Brandt Snedeker, un vétéran sur la voie du retour à la compétition
Palm Harbor, Floride — Lors du championnat Valspar, un thème récurrent parmi les joueurs du PGA TOUR est de se concentrer sur le driver. Les golfeurs insistent sur l’importance d’atteindre les allées, d’éviter les lignes d’arbres et de positionner son approche pour un bon second coup, notamment sur le parcours Copperhead d’Innisbrook Resort.
Cependant, cela ne s’applique pas à Brandt Snedeker.
À 45 ans, Snedeker est en bonne position après un troisième tour de 67, ayant touché huit des 13 fairways et sept des 18 greens en régulation. Il a surtout réussi à faire un sans-faute en scrambling, avec 11 putts convertis sur 11 tentatives. Il est actuellement en tête des statistiques de coups gagnés au putting et entre dans le dernier tour à 9 sous le par, à deux coups de Sungjae Im, le leader.
« La seule chose qui m’importe vraiment au putting, c’est à l’intérieur de 6 pieds », a déclaré Snedeker. « Si je réussis mes putts à l’intérieur de cette distance, je sens que tout le reste s’arrangera tout seul. »
Snedeker, qui dirige l’équipe américaine de la Presidents Cup en 2026, a commencé la journée avec quatre coups de retard sur le leader. Il a réussi des birdies sur trois de ses quatre premiers trous, avec des putts de 16 et 17 pieds. En abordant le trou n°11, il a ajouté un autre birdie et a maintenu sa carte propre, jouant les célèbres trois derniers trous du parcours en par, malgré les difficultés que beaucoup rencontrent.
Au total, il a réussi 116 pieds de putts, le quatrième meilleur score du tournoi.

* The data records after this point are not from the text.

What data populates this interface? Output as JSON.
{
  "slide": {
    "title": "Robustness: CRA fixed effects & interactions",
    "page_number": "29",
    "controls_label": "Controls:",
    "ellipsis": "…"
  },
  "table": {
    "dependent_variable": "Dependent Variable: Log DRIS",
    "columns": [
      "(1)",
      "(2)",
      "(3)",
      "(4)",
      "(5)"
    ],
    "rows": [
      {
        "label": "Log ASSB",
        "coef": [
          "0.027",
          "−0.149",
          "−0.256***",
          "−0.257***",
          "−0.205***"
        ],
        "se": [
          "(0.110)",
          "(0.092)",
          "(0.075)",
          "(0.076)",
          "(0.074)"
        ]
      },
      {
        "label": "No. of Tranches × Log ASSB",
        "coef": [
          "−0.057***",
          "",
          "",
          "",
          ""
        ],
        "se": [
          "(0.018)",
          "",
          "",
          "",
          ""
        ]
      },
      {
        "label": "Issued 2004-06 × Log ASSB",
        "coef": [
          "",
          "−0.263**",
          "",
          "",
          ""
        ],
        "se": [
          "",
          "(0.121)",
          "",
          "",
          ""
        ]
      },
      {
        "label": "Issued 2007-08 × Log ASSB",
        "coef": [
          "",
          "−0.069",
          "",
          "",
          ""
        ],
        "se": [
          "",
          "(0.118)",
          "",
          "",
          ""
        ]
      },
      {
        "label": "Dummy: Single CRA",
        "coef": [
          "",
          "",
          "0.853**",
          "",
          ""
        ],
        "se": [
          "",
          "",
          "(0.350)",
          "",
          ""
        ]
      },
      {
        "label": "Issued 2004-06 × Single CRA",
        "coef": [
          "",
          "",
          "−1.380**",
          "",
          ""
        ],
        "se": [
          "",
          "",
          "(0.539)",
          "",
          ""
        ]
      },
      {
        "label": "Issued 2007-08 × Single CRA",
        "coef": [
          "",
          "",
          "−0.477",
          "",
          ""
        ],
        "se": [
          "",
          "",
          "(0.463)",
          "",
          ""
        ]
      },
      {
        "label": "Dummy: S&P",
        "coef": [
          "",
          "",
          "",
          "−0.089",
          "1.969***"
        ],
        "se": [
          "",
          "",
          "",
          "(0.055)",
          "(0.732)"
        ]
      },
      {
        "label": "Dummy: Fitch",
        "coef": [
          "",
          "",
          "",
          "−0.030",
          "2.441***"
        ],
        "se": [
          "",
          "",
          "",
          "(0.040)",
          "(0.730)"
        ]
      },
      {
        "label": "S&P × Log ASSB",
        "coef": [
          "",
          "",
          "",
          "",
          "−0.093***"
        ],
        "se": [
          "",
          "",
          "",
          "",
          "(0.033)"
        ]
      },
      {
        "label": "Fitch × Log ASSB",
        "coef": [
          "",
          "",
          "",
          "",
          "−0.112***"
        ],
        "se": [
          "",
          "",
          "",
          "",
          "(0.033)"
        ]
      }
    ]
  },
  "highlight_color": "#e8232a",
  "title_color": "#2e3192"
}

Snedeker a utilisé le putter Odyssey Rossie II pendant toute sa carrière sur le TOUR mais a décidé il y a quelques semaines de passer au modèle mallet TaylorMade Spider, après avoir raté quatre coupes d’affilée au début de sa saison. Il a expliqué : « Quand je l’ai pris, j’ai effectué beaucoup de tests, j’ai utilisé des moniteurs de putting pour analyser le roulé de la balle et tout était en meilleure voie. Avec des données qui prouvent que votre coup est amélioré, la transition devient plus facile. Ce n’est pas une question de ressentir. »
« Le plus difficile, c’est de s’habituer à la vitesse. Chaque putter roule différemment, donc il a fallu quelques semaines pour m’y adapter, mais maintenant, je pense que je suis à l’aise. »
Le dernier de ses neuf titres remonte à 2018, mais depuis son retour d’une opération sternale en 2023, il peine à retrouver son meilleur niveau. Cependant, il se sent en forme et assure avoir tous les outils nécessaires pour réussir. « Ma santé est probablement à son meilleur niveau depuis dix ans. Je me sens bien et mon niveau d’énergie est élevé. J’ai toujours eu espoir », assure-t-il.
« Personne ne s’attend à me voir ici, à 45 ans. Personne ne s’attend à ce que je gagne demain. Je vais donc prendre un maximum de plaisir à prouver aux autres et à moi-même que je peux encore le faire. »
Points à retenir
- Snedeker montre que les vétérans peuvent encore rivaliser sur le circuit.
- Les putts de moins de 6 pieds sont cruciaux, mais pour lui, c’est une spécificité.
- Passer à un nouveau putter peut sembler risqué, mais ce n’est qu’une question de données.
- La santé et la forme physique jouent un rôle essentiel dans le succès au golf.
- La motivation peut venir de la pression extérieure ou des doutes que l’on cherche à surmonter.
En réfléchissant à cette performance impressionnante, je ne peux m’empêcher de penser à la manière dont le sport évolue. Chaque génération de golfeurs apporte sa propre philosophie et sa propre approche du jeu. À l’ère du golf moderne, où la technologie et l’analyse des données prennent le pas sur le simple instinct, il semble essentiel de ne pas perdre de vue ce qui fait d’un golfeur un vrai champion. Ainsi, au fil des saisons, il est fascinant de voir comment des joueurs comme Snedeker continuent de briller et d’offrir des leçons précieuses sur la persévérance et l’adaptabilité.